ISLAMABAD: Pakistan’s net public debt has crossed the Rs18.28 trillion mark, rising about 35pc during the tenure of the ruling Pakistan Muslim League-Nawaz (PML-N).

This was reported by the ministry of finance, in response to a question from Pakistan Peoples Party (PPP) MNA Shahida Reh­mani in the National Assembly last week. “The volume of net public debt as on Sept 30, 2016 was Rs18,277.6 billion,” the ministry’s response said.

Total public debt stood at Rs13.48tr at the end of fiscal year 2012-13 — almost three years ago. The major contribution to the increase in net public debt came from an almost 40pc rise in domestic debt, which rose from Rs8.686tr at the end of 2013 to Rs12.14tr at the end of the first quarter of the current fiscal year (FY 2016-17).

Read: Fears regarding public debt are overblown, says Dar

In the same period, foreign debt posted an increase of 28pc and went from Rs4.796tr in 2013 to Rs6.14tr on Sept 30, 2016.

PML-N govt paid $12bn on foreign loans obtained by previous regimes, NA told

Explaining the reasons behind the surge, the finance ministry said that public debt was mainly obtained to finance the fiscal deficit and was approved by the parliament. Some of the financing had to be done in the form of external loans, to supplement the domestic resources required to accelerate the pace of economic development and make positive contributions towards developing the country’s infrastructure base.
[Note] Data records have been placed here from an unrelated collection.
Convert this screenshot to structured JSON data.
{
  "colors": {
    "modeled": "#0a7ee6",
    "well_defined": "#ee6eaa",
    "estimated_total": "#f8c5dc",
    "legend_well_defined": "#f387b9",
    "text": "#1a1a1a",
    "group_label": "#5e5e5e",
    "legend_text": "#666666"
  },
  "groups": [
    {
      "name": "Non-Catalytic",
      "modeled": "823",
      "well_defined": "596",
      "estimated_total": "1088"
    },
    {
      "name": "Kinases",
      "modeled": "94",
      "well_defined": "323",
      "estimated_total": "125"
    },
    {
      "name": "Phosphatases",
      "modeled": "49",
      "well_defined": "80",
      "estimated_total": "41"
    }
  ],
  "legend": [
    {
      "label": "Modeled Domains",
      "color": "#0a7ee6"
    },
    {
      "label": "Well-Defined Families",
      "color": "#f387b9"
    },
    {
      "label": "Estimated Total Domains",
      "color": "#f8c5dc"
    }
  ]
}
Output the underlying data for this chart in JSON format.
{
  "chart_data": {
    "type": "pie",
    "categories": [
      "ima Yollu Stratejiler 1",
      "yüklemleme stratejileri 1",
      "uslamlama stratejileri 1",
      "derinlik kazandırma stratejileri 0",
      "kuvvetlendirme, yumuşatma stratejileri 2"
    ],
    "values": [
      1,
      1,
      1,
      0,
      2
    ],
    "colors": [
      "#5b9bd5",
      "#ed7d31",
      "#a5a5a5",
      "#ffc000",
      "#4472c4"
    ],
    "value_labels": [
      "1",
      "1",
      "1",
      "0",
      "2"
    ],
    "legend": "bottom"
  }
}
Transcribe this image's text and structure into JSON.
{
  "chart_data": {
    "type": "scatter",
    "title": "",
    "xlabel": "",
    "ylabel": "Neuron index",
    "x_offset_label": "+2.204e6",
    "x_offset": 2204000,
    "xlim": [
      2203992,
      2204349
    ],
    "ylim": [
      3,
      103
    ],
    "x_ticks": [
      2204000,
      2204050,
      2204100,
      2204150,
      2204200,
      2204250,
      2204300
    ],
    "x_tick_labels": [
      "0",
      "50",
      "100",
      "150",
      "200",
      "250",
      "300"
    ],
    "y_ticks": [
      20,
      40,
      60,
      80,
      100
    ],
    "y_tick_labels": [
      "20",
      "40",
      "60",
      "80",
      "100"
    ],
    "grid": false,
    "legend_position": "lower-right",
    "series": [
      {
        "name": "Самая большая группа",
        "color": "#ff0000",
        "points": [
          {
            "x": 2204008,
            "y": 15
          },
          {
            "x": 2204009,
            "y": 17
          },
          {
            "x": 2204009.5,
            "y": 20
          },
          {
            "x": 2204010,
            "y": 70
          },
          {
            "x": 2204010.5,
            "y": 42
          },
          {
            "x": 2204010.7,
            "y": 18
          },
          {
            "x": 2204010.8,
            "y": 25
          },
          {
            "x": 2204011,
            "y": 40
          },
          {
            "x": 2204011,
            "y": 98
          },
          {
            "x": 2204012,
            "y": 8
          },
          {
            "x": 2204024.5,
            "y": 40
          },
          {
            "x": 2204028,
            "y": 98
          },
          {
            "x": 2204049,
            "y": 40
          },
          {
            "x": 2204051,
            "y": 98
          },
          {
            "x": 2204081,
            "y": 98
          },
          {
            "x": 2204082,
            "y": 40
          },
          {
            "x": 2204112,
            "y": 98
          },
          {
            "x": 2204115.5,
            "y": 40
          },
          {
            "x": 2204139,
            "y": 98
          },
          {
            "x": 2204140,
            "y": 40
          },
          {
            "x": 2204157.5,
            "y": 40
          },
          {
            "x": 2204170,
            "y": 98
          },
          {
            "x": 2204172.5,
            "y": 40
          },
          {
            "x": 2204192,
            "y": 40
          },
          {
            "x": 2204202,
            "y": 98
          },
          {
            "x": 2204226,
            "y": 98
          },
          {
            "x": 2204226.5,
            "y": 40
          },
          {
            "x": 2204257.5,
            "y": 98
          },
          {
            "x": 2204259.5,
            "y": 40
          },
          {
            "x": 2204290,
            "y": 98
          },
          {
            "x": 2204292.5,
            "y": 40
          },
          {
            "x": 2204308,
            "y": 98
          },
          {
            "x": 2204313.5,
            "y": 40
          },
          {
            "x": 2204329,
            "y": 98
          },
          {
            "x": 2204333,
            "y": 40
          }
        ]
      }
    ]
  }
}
“These loans were obtained for financing of projects of national importance, budgetary and balance of payments support, earthquake and floods, rehabilitation assistance and import of urea and crude oil,” the ministry said. Another purpose of these loans was to build external buffers to protect against exchange rate volatility and absorb external shocks.

The ministry explained that domestic debt was perpetual in nature and mostly refinanced year-on-year, while most of the external loans contracted by the present government were ‘economical’ and dominated by long-term funding, which would be used to retire the corresponding amount of expensive domestic borrowings. External loans are repaid through budgetary allocations based on the amortisation schedule of each loan.

In its response, the ministry claimed that it had been able — over the past three years — to significantly reduce economic vulnerabilities and had implemented various growth-supporting structural reforms. This had resulted in an improvement in the country’s debt repayment capacity and had allowed it to control expenditures.

For example, the national economy continued to maintain a growth momentum above four per cent for real gross domestic product (GDP) for three years in a row, reaching a growth rate of 4.71pc in 2015-16, the highest in eight years.

On top of that, economic growth was projected to continue its upward acceleration on the back of growth-supporting structural reforms, the ministry said, adding that development projects linked to the China-Pakistan Economic Corridor in the fields of energy and infrastructure were also expected to contribute an additional two percentage points to GDP growth in the years to come.

The government also claimed to have successfully brought down the fiscal deficit from 8.2pc of the GDP in 2012-13 to 4.6pc in 2015-16, with a target to further curtail the budget deficit at 3.8pc of GDP at the end of the current fiscal year, and restrict it to 3.5pc by FY 2018-19.

Moreover, the ministry claimed that despite repayments by the present government of foreign loans worth over $12bn that were obtained by the previous governments, foreign exchange reserves currently stood at over $23bn, up from the $11bn mark at the end of June 2013.

It also claimed to have reduced tax exemptions, leading the tax-to-GDP ratio to increase from 9.8pc in 2012-13 to 12.4pc of the GDP in 2015-16, while public sector investments increased from Rs348bn in 2013 to Rs800bn this year.